Assuming your tools are all properly set up, you will now have a straight, flat board with all surfaces parallel and square, and at the precise thickness you require. Straight, flat stock will make your craft much more enjoyable and your projects far more impressive.
But as I said, that’s a three-machine process: a jointer, a planer, and a table saw. They all work together. Does that mean you must save up to buy both a jointer and a planer at the same time? In an ideal world, yes.
But we don’t live in an ideal world. A jointer and a planer can represent a big chunk of change, and not everybody can swing it. So, if you had to buy just one for now, which should you buy?
Planer First, Then Jointer
The thickness planer. As I just explained, a jointer is not that useful on its own. It must be used in conjunction with a planer and a table saw. A planer, on the other hand, can at least be used to make boards thinner, if not flatter. And that’s pretty useful.

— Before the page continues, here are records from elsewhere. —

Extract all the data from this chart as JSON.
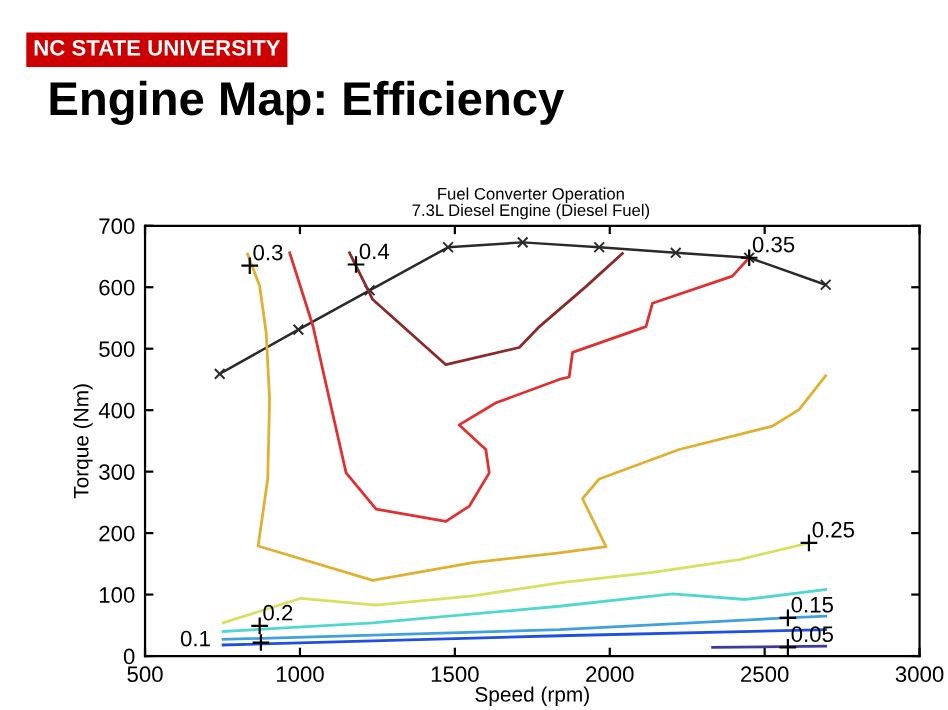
{
  "chart_data": {
    "type": "line",
    "title": "Engine Map: Efficiency",
    "subtitle": "Fuel Converter Operation",
    "xlabel": "Speed (rpm)",
    "ylabel": "Torque (Nm)",
    "xlim": [
      500,
      3000
    ],
    "ylim": [
      0,
      700
    ],
    "xticks": [
      500,
      1000,
      1500,
      2000,
      2500,
      3000
    ],
    "yticks": [
      0,
      100,
      200,
      300,
      400,
      500,
      600,
      700
    ],
    "grid": false,
    "line_style": "solid",
    "series": [
      {
        "color": "#2a2a2a",
        "marker": "cross",
        "x": [
          741,
          995,
          1225,
          1478,
          1719,
          1966,
          2213,
          2450,
          2697
        ],
        "values": [
          459,
          531,
          595,
          665,
          673,
          665,
          656,
          648,
          604
        ]
      },
      {
        "color": "#3a3aa0",
        "x": [
          2332,
          2697
        ],
        "values": [
          14,
          16
        ]
      },
      {
        "color": "#2050e0",
        "x": [
          752,
          1837,
          2697
        ],
        "values": [
          18,
          33,
          43
        ]
      },
      {
        "color": "#40a0e0",
        "x": [
          752,
          1837,
          2568,
          2697
        ],
        "values": [
          27,
          43,
          62,
          65
        ]
      },
      {
        "color": "#50d8d0",
        "x": [
          752,
          1235,
          1837,
          2203,
          2439,
          2697
        ],
        "values": [
          40,
          54,
          81,
          101,
          92,
          108
        ]
      },
      {
        "color": "#d8e060",
        "x": [
          752,
          1003,
          1245,
          1558,
          1837,
          2138,
          2418,
          2643
        ],
        "values": [
          54,
          94,
          83,
          98,
          119,
          136,
          157,
          184
        ]
      },
      {
        "color": "#e0b030",
        "x": [
          831,
          870,
          891,
          902,
          896,
          865,
          1235,
          1558,
          1837,
          1988,
          1912,
          1966,
          2224,
          2525,
          2611,
          2697
        ],
        "values": [
          654,
          602,
          526,
          418,
          288,
          179,
          123,
          152,
          168,
          178,
          256,
          288,
          336,
          374,
          401,
          456
        ]
      },
      {
        "color": "#e03030",
        "x": [
          967,
          1042,
          1095,
          1149,
          1246,
          1471,
          1547,
          1611,
          1600,
          1514,
          1633,
          1837,
          1869,
          1880,
          2117,
          2138,
          2396,
          2450
        ],
        "values": [
          656,
          537,
          418,
          298,
          239,
          219,
          244,
          298,
          336,
          376,
          412,
          450,
          454,
          494,
          536,
          574,
          618,
          648
        ]
      },
      {
        "color": "#8b2a2a",
        "x": [
          1160,
          1235,
          1471,
          1708,
          1773,
          1923,
          2041
        ],
        "values": [
          656,
          580,
          474,
          502,
          536,
          601,
          655
        ]
      }
    ],
    "annotations": [
      "NC STATE UNIVERSITY",
      "7.3L Diesel Engine (Diesel Fuel)",
      {
        "text": "0.3",
        "x": 838,
        "y": 635
      },
      {
        "text": "0.4",
        "x": 1181,
        "y": 637
      },
      {
        "text": "0.35",
        "x": 2450,
        "y": 648
      },
      {
        "text": "0.25",
        "x": 2643,
        "y": 184
      },
      {
        "text": "0.2",
        "x": 870,
        "y": 49
      },
      {
        "text": "0.15",
        "x": 2575,
        "y": 62
      },
      {
        "text": "0.1",
        "x": 874,
        "y": 22
      },
      {
        "text": "0.05",
        "x": 2575,
        "y": 14
      }
    ]
  }
}
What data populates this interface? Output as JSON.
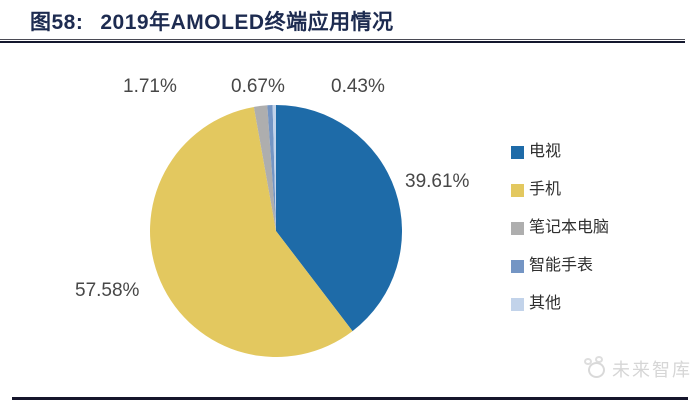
{
  "header": {
    "figure_label": "图58:",
    "figure_title": "2019年AMOLED终端应用情况"
  },
  "chart_data": {
    "type": "pie",
    "title": "2019年AMOLED终端应用情况",
    "start_angle_deg": 0,
    "direction": "clockwise",
    "legend_position": "right",
    "categories": [
      "电视",
      "手机",
      "笔记本电脑",
      "智能手表",
      "其他"
    ],
    "values": [
      39.61,
      57.58,
      1.71,
      0.67,
      0.43
    ],
    "slices": [
      {
        "label": "电视",
        "value": 39.61,
        "display": "39.61%",
        "color": "#1e6ba8"
      },
      {
        "label": "手机",
        "value": 57.58,
        "display": "57.58%",
        "color": "#e3c85f"
      },
      {
        "label": "笔记本电脑",
        "value": 1.71,
        "display": "1.71%",
        "color": "#aeaeae"
      },
      {
        "label": "智能手表",
        "value": 0.67,
        "display": "0.67%",
        "color": "#7495c4"
      },
      {
        "label": "其他",
        "value": 0.43,
        "display": "0.43%",
        "color": "#c2d3ea"
      }
    ]
  },
  "footer": {
    "brand": "未来智库"
  }
}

There are also some clever ways to flatten short boards in a planer using sleds. I’ve even successfully flattened a slightly cupped hardwood board by taking very light passes so the rollers won’t affect it much.
These aren’t ideal circumstances, but if you’re a weekend woodworker who doesn’t go through a lot of wood, it sure beats working with off-the-shelf stock that’s not straight or flat.
Where Does a Drum Sander Fit In?
Now, where does a drum sander come in? Some folks think this is just a machine for making surfaces smooth. But just as a planer is better called a thickness planer, a drum sander is better called a thickness sander.
If you work with very thin workpieces, a thickness sander may be a better option because most planers can only go down to 3/16 or 1/8 inch at most, and they can shatter your thin stock if the grain isn’t just right.
A planer will also struggle with figured grain. Upgrading to a helical cutterhead will help a great deal, but a drum sander will not tear out even the most delicate grain.
Few weekend woodworkers use really thin stock or highly figured grain. But many small workshops make end-grain cutting boards. If you’ve ever tried to feed one of those through a planer and had it explode, you know how sketchy that can be. A drum sander is a much more effective and safer tool for end-grain surfaces.
Can a Drum Sander Replace a Planer?
Can a drum sander replace a thickness planer altogether? Not really, because even coarse sandpaper is slow. It would take many, many passes to reduce the thickness of a board by more than an eighth of an inch, and pine will gum up your expensive sandpaper fast. Besides, the dust a sander makes is less desirable than the chips a planer makes, for obvious reasons.
In Summary
Of the three tools—the jointer, planer, and drum sander—the planer should be your first purchase. But understand its limitations and know that it won’t take the place of a jointer completely. With patience and the proper jigs, you may be able to get by with just the planer. But in time, I would consider the jointer as your next purchase. Finally, a drum sander is a specialty tool that you may not need at all.
I hope this clears up some of the confusion.